12-07 思いっきりプレッシャー感じて、榛名を、取り返してきなさい
色の薄い世界で訪れた校舎が見つかる。オカ研面子は、八月三一日、入れ替わり時間に榛名が出現する場所を探す。
「うわああああ」
一面真っ赤に染められた地図のありさまに、全員が絶句した。
いや、千尋だけは驚きもせず、めずらしく呆れ顔で柳井さんや俺を非難した。
「ほらーダメだよー。磯野は大学ノート以外でもこうなっちゃうんだから。また地図を買ってこなきゃ……」
そこまで言った千尋は突然目を輝かせた。
「これだよ! これを使えば榛名を見つけ出せるよ!」
わずかな沈黙のあと、三馬さんも跳ね上がったように顔を上げ、千尋を見た。
「なるほど! そうか! そうか! やはりさすがだな竹内君は!」
え? いったいなんなんだ?
「もう一枚地図を用意しよう。いや、二枚か。……だが、この大きさではダメだ。拡大コピーをして、この部屋全体を使わねば」
興奮気味の三馬さんに、千尋もうなずく。
「ちょっとまってください。どうしたんです?」
「二日後の二一時二四分三二秒に、一度きりのアクティブ・ソナーを打つんだよ」
そう言うと、三馬さんと千尋は同時に笑った。
八月三一日 一八時〇一分。
部室の中のものは、すでにすべて廊下に出され、なにもないその空間のドア以外の三つの壁には、拡大印刷された札幌の地図で埋められていた。

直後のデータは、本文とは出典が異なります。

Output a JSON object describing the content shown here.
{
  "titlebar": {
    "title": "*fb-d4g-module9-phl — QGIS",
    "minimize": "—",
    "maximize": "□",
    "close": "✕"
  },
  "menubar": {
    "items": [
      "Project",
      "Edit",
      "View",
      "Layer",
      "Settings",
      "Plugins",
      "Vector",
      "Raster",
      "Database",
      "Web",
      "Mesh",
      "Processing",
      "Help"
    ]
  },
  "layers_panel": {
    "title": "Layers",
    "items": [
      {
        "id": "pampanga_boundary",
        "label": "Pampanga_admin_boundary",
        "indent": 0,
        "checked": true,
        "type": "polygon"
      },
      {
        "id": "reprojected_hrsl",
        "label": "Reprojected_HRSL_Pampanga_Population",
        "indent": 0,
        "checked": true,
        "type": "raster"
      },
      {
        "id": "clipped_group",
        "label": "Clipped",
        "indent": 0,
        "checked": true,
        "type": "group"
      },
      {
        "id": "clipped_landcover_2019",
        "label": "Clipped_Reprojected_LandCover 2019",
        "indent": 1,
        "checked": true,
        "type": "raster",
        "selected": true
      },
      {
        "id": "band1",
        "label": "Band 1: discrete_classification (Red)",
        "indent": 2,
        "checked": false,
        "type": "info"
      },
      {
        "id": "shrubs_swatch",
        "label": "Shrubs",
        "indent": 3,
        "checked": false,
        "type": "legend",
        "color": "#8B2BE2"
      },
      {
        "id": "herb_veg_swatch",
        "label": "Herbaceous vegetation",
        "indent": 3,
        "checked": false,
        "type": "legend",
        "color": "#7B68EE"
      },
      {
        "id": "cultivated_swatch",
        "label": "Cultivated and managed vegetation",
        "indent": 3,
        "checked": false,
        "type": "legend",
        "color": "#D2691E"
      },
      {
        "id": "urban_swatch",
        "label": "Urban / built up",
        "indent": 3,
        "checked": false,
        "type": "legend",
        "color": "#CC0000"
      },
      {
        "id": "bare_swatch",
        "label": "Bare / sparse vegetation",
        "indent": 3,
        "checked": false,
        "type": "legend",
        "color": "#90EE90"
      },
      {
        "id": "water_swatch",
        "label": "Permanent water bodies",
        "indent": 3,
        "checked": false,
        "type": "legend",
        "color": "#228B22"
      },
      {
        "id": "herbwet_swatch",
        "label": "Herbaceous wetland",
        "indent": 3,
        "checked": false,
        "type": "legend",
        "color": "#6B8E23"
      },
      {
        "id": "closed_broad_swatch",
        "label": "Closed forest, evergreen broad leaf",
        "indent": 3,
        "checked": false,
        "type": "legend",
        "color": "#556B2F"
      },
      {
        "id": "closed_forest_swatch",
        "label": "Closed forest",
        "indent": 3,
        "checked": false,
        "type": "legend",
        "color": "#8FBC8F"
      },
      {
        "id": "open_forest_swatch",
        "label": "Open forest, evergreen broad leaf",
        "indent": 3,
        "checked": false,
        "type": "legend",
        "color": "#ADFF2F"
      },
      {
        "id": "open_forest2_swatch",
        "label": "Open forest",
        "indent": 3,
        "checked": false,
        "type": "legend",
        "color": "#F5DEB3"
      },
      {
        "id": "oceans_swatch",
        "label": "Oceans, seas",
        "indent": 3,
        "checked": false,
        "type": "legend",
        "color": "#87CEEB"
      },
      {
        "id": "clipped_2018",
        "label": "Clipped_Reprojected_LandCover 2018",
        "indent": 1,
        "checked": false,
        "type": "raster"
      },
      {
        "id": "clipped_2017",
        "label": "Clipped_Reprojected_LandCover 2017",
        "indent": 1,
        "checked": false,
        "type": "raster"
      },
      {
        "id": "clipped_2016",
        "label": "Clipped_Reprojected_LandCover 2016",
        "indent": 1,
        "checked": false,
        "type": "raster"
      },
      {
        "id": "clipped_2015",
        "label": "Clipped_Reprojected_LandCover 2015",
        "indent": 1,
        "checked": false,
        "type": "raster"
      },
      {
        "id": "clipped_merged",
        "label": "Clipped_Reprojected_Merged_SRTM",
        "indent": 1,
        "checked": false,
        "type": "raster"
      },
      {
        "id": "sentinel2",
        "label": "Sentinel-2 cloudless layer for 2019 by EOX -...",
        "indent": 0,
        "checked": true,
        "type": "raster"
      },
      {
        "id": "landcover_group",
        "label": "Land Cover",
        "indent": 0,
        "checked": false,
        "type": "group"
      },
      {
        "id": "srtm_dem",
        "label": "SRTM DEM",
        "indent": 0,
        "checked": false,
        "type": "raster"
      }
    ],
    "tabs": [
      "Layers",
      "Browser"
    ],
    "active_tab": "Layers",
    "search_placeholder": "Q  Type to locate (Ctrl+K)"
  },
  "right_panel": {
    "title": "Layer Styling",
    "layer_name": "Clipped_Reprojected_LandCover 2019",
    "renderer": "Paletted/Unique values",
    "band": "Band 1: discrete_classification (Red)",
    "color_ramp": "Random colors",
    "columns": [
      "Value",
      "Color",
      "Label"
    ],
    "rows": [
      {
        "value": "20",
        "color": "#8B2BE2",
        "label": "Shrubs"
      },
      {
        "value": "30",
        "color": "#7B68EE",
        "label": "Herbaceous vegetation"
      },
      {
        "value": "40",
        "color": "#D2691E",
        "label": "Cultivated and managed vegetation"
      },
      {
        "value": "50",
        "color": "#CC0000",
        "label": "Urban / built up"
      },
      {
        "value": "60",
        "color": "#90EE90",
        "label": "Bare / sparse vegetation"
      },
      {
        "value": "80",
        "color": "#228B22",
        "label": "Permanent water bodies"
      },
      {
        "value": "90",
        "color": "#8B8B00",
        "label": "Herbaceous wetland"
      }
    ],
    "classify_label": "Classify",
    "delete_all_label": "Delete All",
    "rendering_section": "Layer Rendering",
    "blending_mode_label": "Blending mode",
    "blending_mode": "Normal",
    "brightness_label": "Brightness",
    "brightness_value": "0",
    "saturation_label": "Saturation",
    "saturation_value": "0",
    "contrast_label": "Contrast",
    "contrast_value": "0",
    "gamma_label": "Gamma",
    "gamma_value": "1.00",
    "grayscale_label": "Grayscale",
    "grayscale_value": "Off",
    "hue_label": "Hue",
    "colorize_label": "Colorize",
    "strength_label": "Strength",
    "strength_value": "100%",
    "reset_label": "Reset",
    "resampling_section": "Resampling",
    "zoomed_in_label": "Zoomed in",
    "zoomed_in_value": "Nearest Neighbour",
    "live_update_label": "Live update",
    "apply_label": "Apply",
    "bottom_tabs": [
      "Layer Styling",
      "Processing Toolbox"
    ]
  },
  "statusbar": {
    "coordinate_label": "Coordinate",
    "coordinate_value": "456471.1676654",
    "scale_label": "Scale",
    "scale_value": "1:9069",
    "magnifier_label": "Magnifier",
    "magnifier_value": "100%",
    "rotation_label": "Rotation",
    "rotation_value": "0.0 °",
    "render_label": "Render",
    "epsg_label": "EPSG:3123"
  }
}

「そうだな。真ん中に机を一つと、連絡係用の椅子をすみに置いたほうがいいな」
俺は簡易机を部室の真ん中に運んだ。
「連絡係は……竹内君、君がやってくれたまえ」
「わかりました。柳井さん、そろそろ出ないと間に合わなくなりますよ」
即された柳井さんは憮然としたままうなずいた。
「この作戦自体はべつにいいんだが、もっとこう、ほかの作戦名にしてくれないか。なんだかすごく悲しい気持ちになるんだが」
「いいじゃないか。まさに柳井が一人ですべてをこなすこの作戦に相応しい名前だと思うんだが」
「……三馬、おまえ半分面白がっているだろう」
「ほら、会議室に行ってサイコロを振ってこい。神の気分でね。そのあと例の時間の最低でも二分前に、かならず竹内君に連絡を入れること、いいね」
柳井さんは、はいはいと手を振って階段を下りていった。
「さてみんな、これより『柳井のぼっちローラー作戦』を開始する。準備はいいね」
……うん。とてもひどいネーミングだ。
この作戦について説明する。
用意された別室には、拡大版札幌市の地図が部室と同じように広げられていた。その地図は、細かくマス目で区切られ、縦軸、横軸に座標となるような数字が膨大に振られていた。この作戦は以下の手順で行われる。
柳井さんはTRPGで使っている10面ダイスを複数回振り、出た目の座標に向かう。
入れ替わり時間となる二分前に、柳井さんは部室にいる竹内千尋にその場所に霧島榛名がいるかどうかの連絡を入れる。
その報告を受けた竹内千尋は入れ替わり三〇秒前に、同じく部室にいる俺に、その座標に霧島榛名がいるかいないかを告げる。
もし運良く見つかれば、俺はそのまま部室を出て玄関前で準備している千代田怜の車に乗り、榛名の場所へ向かう。
もしいなければ――ここからが重要だが――俺はその座標を、地図の同じ場所に点を打ち込む。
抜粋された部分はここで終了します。